Tear the slices of bread and place them in a bowl. Cover the bread with milk and set aside to soak.
In a medium skillet, heat the butter. Add the onion and garlic and sauté over medium-high heat until golden, 5-6 min. Remove the onion mixture from the pan and set it aside.
In a large bowl, combine ground beef with the seasonings and onion mixture. Squeeze the soaked bread as dry as you can get it and add it to the beef mixture along with the egg. Mix well, using your hands. Shape the meat mixture into balls.
Heat the pan over medium heat and fry the meat patties 5-6 minutes on the first side and 3-5 minutes on the second side, until golden and firm.
Remove the patties from the skillet onto a clean, paper towel-lined platter. Continue until all the frikkadel have been cooked.
1 Tbsp unsalted butter
2 onions, diced
2 garlic cloves, minced
4 tomatoes, diced
1 Tbsp fresh basil chopped, or 1 tsp dry
1 Tbsp fresh parsley, chopped, or 1 tsp dry
Salt, pepper and sugar to taste
Heat the butter in a large skillet. Add the onions and garlic. Sauté over medium-high heat until the onions have softened, 3-4 minutes.
Add the remaining ingredients, stir and bring the mixture to a simmer.
Cook, uncovered, 15-20 minutes until the sauce has thickened slightly.
Creamy Mashed Potato
1.5 kg potatoes peeled and cut into 2.5cm/1 cubes
1 tbsp salt
4 tbsp/ 60 ml unsalted butter, chopped
1/3 cup milk, preferably warmed
Salt to taste
4-5 sprigs of Chives
2 spring onions
Place in a large pot with 1 tbsp salt. Add water, so it’s 10cm / 4” above potatoes.

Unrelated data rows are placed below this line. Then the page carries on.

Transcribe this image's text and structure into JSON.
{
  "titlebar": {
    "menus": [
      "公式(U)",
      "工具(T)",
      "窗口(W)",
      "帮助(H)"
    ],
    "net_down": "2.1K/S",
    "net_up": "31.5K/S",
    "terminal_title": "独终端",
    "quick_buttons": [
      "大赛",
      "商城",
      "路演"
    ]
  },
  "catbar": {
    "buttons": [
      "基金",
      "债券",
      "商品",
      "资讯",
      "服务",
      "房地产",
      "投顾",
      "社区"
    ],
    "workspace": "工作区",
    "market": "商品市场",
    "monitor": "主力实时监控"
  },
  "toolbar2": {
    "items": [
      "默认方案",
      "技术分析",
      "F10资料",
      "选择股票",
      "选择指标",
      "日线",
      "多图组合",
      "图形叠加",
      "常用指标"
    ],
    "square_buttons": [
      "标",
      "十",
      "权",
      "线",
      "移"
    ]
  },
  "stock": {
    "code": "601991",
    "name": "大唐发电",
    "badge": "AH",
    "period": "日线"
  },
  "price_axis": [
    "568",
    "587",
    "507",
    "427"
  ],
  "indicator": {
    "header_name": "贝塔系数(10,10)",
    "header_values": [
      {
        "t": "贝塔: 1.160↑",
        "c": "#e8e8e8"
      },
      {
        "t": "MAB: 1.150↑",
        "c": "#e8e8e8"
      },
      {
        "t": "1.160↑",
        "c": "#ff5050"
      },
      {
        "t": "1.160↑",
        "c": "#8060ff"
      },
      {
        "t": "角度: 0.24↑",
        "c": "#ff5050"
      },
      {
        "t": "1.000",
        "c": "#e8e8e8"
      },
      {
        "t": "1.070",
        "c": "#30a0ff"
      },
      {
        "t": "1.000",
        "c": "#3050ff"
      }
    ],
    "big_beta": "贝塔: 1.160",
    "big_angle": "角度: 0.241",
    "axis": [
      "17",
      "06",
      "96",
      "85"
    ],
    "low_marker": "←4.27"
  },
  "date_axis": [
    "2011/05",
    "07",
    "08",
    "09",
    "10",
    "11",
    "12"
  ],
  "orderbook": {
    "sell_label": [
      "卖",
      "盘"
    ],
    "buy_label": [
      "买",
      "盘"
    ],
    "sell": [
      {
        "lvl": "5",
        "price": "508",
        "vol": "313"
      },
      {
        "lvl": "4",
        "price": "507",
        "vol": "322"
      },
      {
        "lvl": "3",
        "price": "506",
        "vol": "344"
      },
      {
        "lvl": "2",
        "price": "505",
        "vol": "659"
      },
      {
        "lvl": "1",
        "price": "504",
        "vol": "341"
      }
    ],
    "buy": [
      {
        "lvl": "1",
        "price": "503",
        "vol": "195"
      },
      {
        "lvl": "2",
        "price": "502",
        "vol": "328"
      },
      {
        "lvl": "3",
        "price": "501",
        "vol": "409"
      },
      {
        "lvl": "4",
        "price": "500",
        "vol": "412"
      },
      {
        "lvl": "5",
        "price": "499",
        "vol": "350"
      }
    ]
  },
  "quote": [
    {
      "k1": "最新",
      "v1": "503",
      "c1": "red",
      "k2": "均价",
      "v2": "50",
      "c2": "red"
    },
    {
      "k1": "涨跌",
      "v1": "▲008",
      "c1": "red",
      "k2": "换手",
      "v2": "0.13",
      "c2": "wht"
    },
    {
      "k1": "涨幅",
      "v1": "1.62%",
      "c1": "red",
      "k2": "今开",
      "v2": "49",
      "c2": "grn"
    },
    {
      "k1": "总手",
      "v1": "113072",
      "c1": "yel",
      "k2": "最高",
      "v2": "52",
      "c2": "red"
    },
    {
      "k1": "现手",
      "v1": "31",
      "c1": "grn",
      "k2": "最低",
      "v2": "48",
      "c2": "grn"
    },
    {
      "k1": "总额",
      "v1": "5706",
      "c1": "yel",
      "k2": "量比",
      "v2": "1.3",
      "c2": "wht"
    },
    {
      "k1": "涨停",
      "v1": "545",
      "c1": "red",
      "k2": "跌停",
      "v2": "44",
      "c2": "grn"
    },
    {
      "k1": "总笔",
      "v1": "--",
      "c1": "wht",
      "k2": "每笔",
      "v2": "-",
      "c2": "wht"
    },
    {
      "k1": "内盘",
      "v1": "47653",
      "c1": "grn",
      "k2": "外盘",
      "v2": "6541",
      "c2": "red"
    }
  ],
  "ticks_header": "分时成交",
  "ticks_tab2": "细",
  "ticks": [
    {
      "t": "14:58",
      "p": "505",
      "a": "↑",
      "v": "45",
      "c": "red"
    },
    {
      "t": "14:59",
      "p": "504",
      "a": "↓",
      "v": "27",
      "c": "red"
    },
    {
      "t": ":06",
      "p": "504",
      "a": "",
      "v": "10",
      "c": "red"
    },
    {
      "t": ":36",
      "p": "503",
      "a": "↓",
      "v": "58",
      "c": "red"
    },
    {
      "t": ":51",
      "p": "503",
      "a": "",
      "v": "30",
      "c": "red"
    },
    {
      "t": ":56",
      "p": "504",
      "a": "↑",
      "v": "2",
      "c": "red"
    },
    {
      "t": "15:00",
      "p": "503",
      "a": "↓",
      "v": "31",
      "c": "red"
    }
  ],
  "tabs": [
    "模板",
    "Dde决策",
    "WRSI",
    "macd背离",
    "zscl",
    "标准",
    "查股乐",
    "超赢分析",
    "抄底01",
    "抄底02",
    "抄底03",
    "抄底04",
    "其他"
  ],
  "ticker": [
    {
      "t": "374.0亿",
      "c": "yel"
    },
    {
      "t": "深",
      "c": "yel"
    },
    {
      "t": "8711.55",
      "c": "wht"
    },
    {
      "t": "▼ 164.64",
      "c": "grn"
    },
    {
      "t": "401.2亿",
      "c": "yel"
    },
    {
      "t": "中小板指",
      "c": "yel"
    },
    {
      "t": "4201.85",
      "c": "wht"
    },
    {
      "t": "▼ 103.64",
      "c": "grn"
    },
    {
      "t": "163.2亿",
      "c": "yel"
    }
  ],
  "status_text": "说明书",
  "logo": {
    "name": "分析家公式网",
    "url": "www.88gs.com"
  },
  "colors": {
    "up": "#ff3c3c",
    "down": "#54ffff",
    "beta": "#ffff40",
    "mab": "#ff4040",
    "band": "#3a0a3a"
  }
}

Bring to a boil over high heat, then reduce heat, so it’s simmering rapidly. Cook for 15 minutes or until potatoes are very soft (jab with a fork to test, they should fall apart).
Drain well, return into the pot. Leave for 1 minute, shaking the pot every now and then to encourage evaporation of water.
Add flavourings, then mash well, using milk to make it looser if desired.
Use a potato masher to mash the potato to the desired consistency.